Opens a known target or explicit URL. For `posts`, `archive`, `docs`, and `rat`, normal mode opens the canonical online URL. With `--offline`, it opens the corresponding local cache file.

```bash
vojtamaur open site
vojtamaur open fallback
vojtamaur open posts
vojtamaur open archive
vojtamaur open docs
vojtamaur open rat
vojtamaur open posts --offline
vojtamaur open archive --offline
vojtamaur open docs --offline
vojtamaur open rat --offline
vojtamaur open random
vojtamaur open archive-link 1
vojtamaur open https://vojtamaur.cz/metawebovy-clanek/
```

## Embedded snapshots

The package includes bundled fallback copies of:

- `src/vojtamaur/data/ALL_POSTS.txt`
- `src/vojtamaur/data/ARCHIVE.txt`
- `src/vojtamaur/data/kurt-godel-rat.jpg`

These files make the installed package partially useful even if the website, fallback deployments, and cache are unavailable. They also make package distributions, wheels, source archives, PyPI mirrors, pip caches, and installed environments act as additional copies of selected public artifacts.

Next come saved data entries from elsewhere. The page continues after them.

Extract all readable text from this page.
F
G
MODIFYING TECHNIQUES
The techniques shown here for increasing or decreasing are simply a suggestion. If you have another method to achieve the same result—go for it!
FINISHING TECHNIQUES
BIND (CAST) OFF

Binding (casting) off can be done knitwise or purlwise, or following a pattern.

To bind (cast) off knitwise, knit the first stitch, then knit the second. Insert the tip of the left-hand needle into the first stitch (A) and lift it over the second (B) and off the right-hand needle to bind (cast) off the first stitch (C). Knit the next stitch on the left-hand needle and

Before publishing a new release, refresh the embedded snapshots:

```bash
python scripts/refresh_embedded_data.py
```

Then verify:

```bash
python -m unittest
vojtamaur verify
vojtamaur stats --offline
vojtamaur rat --offline
```

## What this tool does not do

- it does not parse the rendered website as the source of articles
- it does not download Markdown/MDX source files
- it does not synchronize the repository
- it does not compute diffs
- it does not store a database
- it does not run in the background
- it does not process or rewrite image pixels
- it does not replace external checksum verification
- it has no runtime dependencies outside the Python standard library

## Limitations

`ALL_POSTS.txt` is a text export, not a complete replica of the website. Media, iframes, PDFs, and selected long blocks are represented by placeholders or omitted. This is intentional. The tool works with the text sediment, not the full rendered website.

`kurt-godel-rat.jpg` is treated as a binary public artifact. The CLI downloads, caches, saves, and opens it; it does not inspect or modify its image metadata.

The embedded snapshots are release snapshots. The live endpoints remain the preferred source when available.

## Tests

```bash
python -m unittest
```

## Build

```bash
python -m pip install build
python -m build
```

## Publishing

Publish through PyPI Trusted Publishing in GitHub Actions or upload manually with Twine. A PyPI account and project access are required.